Schienenverkehr:Eine entspannte Art des Reisens verschwindet

  • In dieser Woche endet bei der Deutschen Bahn die Ära der Nachtzüge. Sie bietet ab sofort keine Züge mit Schlafwagen mehr an.
  • Die Österreichischen Bundesbahnen übernehmen nicht nur Schlaf- und Liegewagen von den deutschen Kollegen, sondern führen auch etwa 40 Prozent des Angebots weiter.
  • Trotzdem ist die Kritik am Rückzug der Deutschen Bahn groß.

Von Marco Völklein

An die Sache mit den grünen Krawatten können sich die Mitarbeiter noch gut erinnern. 2013 war das; damals wollte die Fernverkehrssparte der Bahn demonstrieren, dass sie ihre Züge weitgehend mit ökologisch erzeugtem Strom auf die Schiene schickt. Als Ausweis dieser Öko-Dynamik sollten die Mitarbeiter in den Zügen grüne statt rote Krawatten tragen. "Das war damals schon ein Witz", sagt ein Zugbegleiter. Zumal der Konzern nun dabei sei, sich von einer weiteren umweltfreundlichen Art des Reisens zu verabschieden: Diese Woche endet bei der Deutschen Bahn (DB) die Ära der Nachtzüge. Damit werde "der klimafreundliche Bahnverkehr zurückgeworfen", sagt der EU-Verkehrspolitiker Michael Cramer (Grüne).

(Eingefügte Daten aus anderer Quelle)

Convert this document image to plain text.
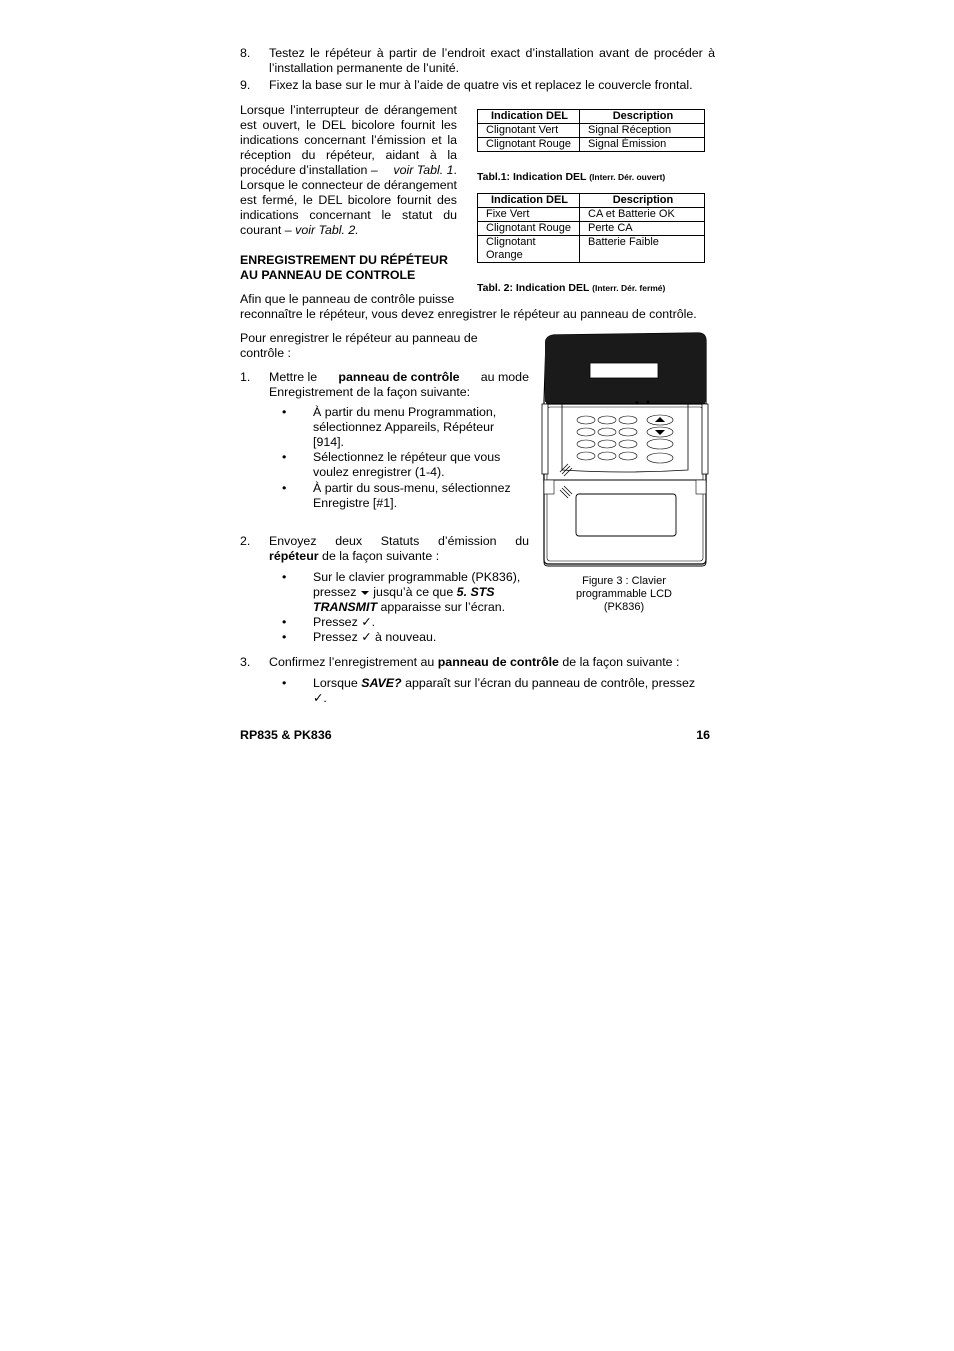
8. Testez le répéteur à partir de l’endroit exact d’installation avant de procéder à
l’installation permanente de l’unité.
9. Fixez la base sur le mur à l’aide de quatre vis et replacez le couvercle frontal.
Lorsque l’interrupteur de dérangement
est ouvert, le DEL bicolore fournit les
indications concernant l’émission et la
réception du répéteur, aidant à la
procédure d’installation – voir Tabl. 1.
Lorsque le connecteur de dérangement
est fermé, le DEL bicolore fournit des
indications concernant le statut du
courant – voir Tabl. 2.
Indication DEL	Description
Clignotant Vert	Signal Réception
Clignotant Rouge	Signal Émission
Tabl.1: Indication DEL (Interr. Dér. ouvert)
Indication DEL	Description
Fixe Vert	CA et Batterie OK
Clignotant Rouge	Perte CA
Clignotant Orange	Batterie Faible
Tabl. 2: Indication DEL (Interr. Dér. fermé)
ENREGISTREMENT DU RÉPÉTEUR
AU PANNEAU DE CONTROLE
Afin que le panneau de contrôle puisse
reconnaître le répéteur, vous devez enregistrer le répéteur au panneau de contrôle.
Pour enregistrer le répéteur au panneau de
contrôle :
1. Mettre le panneau de contrôle au mode
Enregistrement de la façon suivante:
• À partir du menu Programmation,
sélectionnez Appareils, Répéteur
[914].
• Sélectionnez le répéteur que vous
voulez enregistrer (1-4).
• À partir du sous-menu, sélectionnez
Enregistre [#1].
2. Envoyez deux Statuts d’émission du
répéteur de la façon suivante :
• Sur le clavier programmable (PK836),
pressez jusqu’à ce que 5. STS
TRANSMIT apparaisse sur l’écran.
• Pressez ✓.
• Pressez ✓ à nouveau.
3. Confirmez l’enregistrement au panneau de contrôle de la façon suivante :
• Lorsque SAVE? apparaît sur l’écran du panneau de contrôle, pressez
✓.
Figure 3 : Clavier
programmable LCD
(PK836)
RP835 & PK836	16
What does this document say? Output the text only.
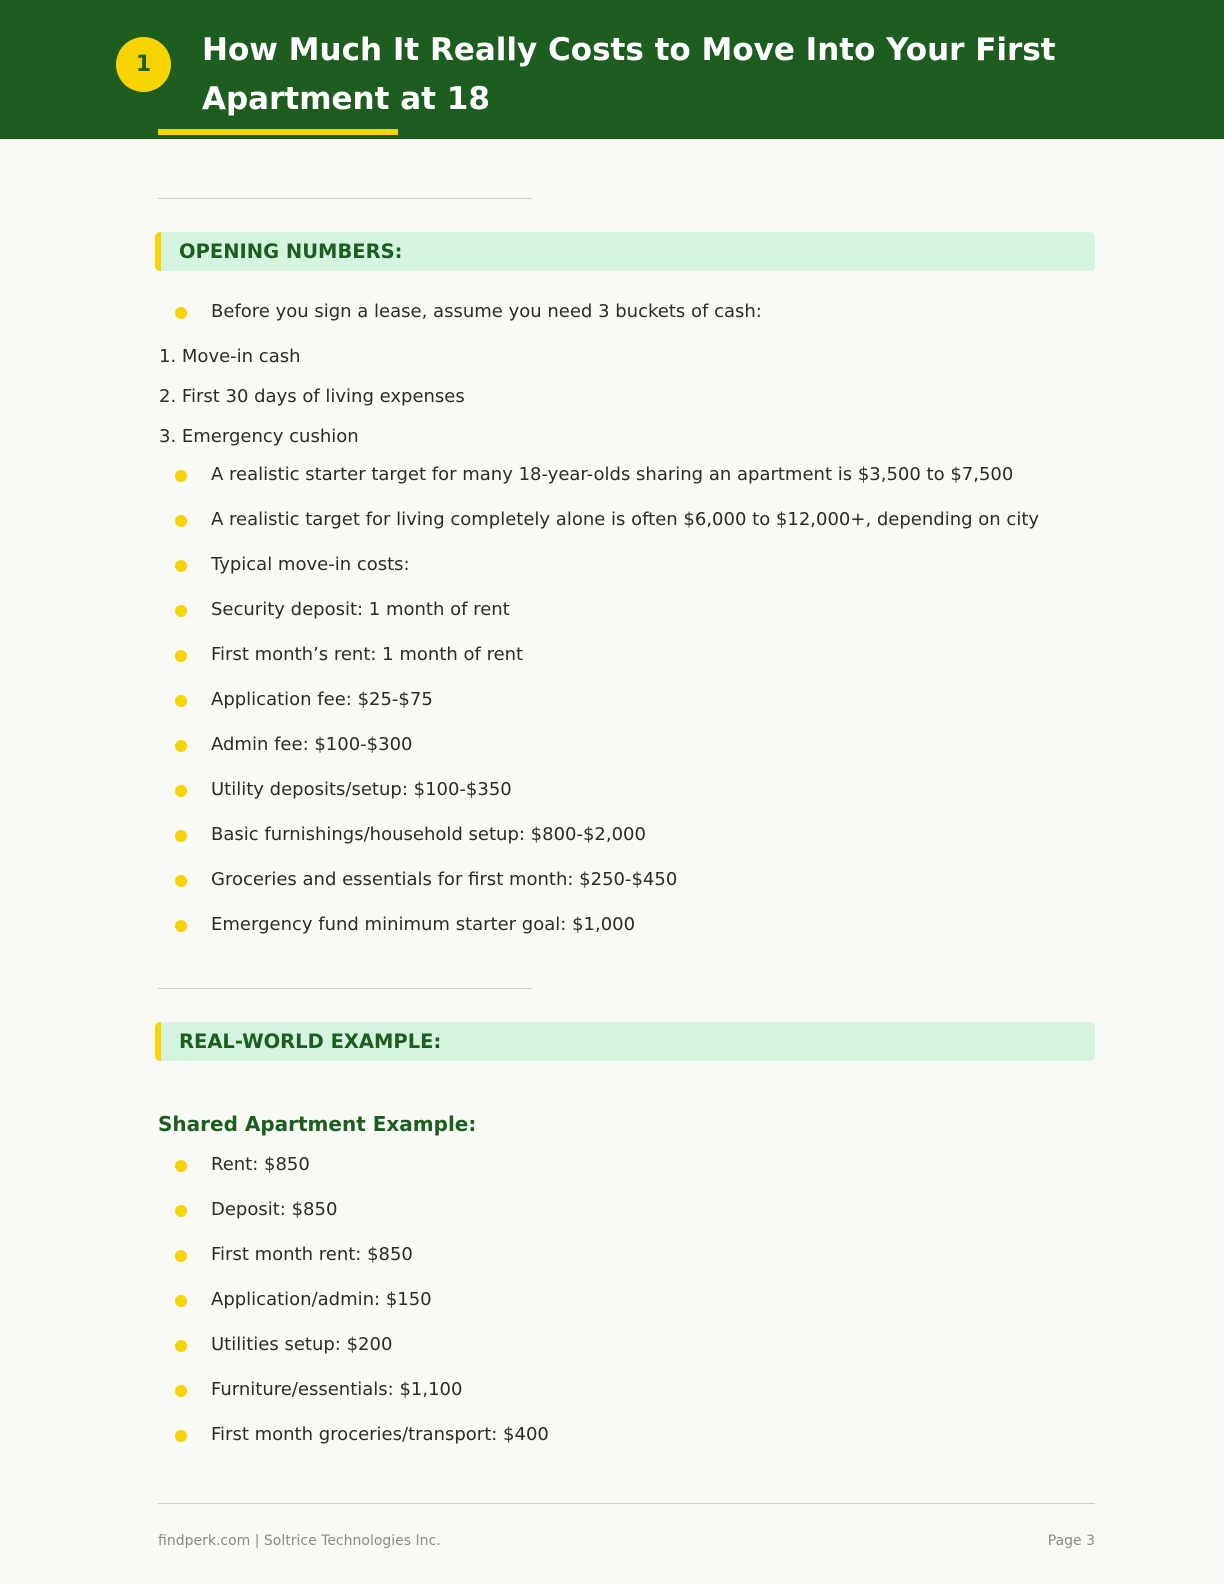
1	How Much It Really Costs to Move Into Your First Apartment at 18
OPENING NUMBERS:
Before you sign a lease, assume you need 3 buckets of cash:
1. Move-in cash
2. First 30 days of living expenses
3. Emergency cushion
A realistic starter target for many 18-year-olds sharing an apartment is $3,500 to $7,500
A realistic target for living completely alone is often $6,000 to $12,000+, depending on city
Typical move-in costs:
Security deposit: 1 month of rent
First month’s rent: 1 month of rent
Application fee: $25-$75
Admin fee: $100-$300
Utility deposits/setup: $100-$350
Basic furnishings/household setup: $800-$2,000
Groceries and essentials for first month: $250-$450
Emergency fund minimum starter goal: $1,000
REAL-WORLD EXAMPLE:
Shared Apartment Example:
Rent: $850
Deposit: $850
First month rent: $850
Application/admin: $150
Utilities setup: $200
Furniture/essentials: $1,100
First month groceries/transport: $400
findperk.com | Soltrice Technologies Inc.	Page 3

Tatsächlich gehören Zugreisen über Nacht fast von Anfang an zur Geschichte der Eisenbahn. Schon früh erreichte man so weiter entlegene Orte; zu Beginn noch in wenig bequemen Sitzwagen. Das änderte sich in den 1850er-Jahren, als der US-Amerikaner George Pullman einen Schlafwagen entwickelte, der ausreichend Komfort bot, um damit den weiten Kontinent zu durchqueren. Der Belgier Georges Nagelmackers transferierte Pullmans Idee in den 1870er-Jahren nach Europa und zog hier einen eigenen Nachtzugbetrieb auf.

Zuletzt lag der Jahresverlust bei 30 Millionen Euro

Zuletzt aber setzten Billigflieger und neue Hochgeschwindigkeitstrassen der Idee, längere Distanzen im Schlaf- oder Liegewagen ausgeruht zu überwinden, zu. Vor allem Geschäftsreisende wichen auf Flüge oder schnelle Zugfahrten in "Tagesrandzeiten" aus, auch wenn sie dafür sehr früh aufstehen müssen. Viele europäische Bahnen zogen sich deshalb aus dem Nachtverkehr zurück. Ihnen folgt nun die DB.

Aus Sicht der Manager eine logische Konsequenz: Bei 90 Millionen Euro Umsatz habe die Sparte zuletzt einen Jahresverlust von 30 Millionen Euro eingefahren, sagt Verkehrsvorstand Berthold Huber. Zudem wende der Konzern bis zum Jahr 2030 gut zwölf Milliarden Euro auf, um die in die Jahre gekommene ICE- und IC-Flotte aufzufrischen. "Da bleibt wirtschaftlich kein Spielraum für die Nachtzüge." Denn auch die müssten in den nächsten Jahren aufgemotzt werden.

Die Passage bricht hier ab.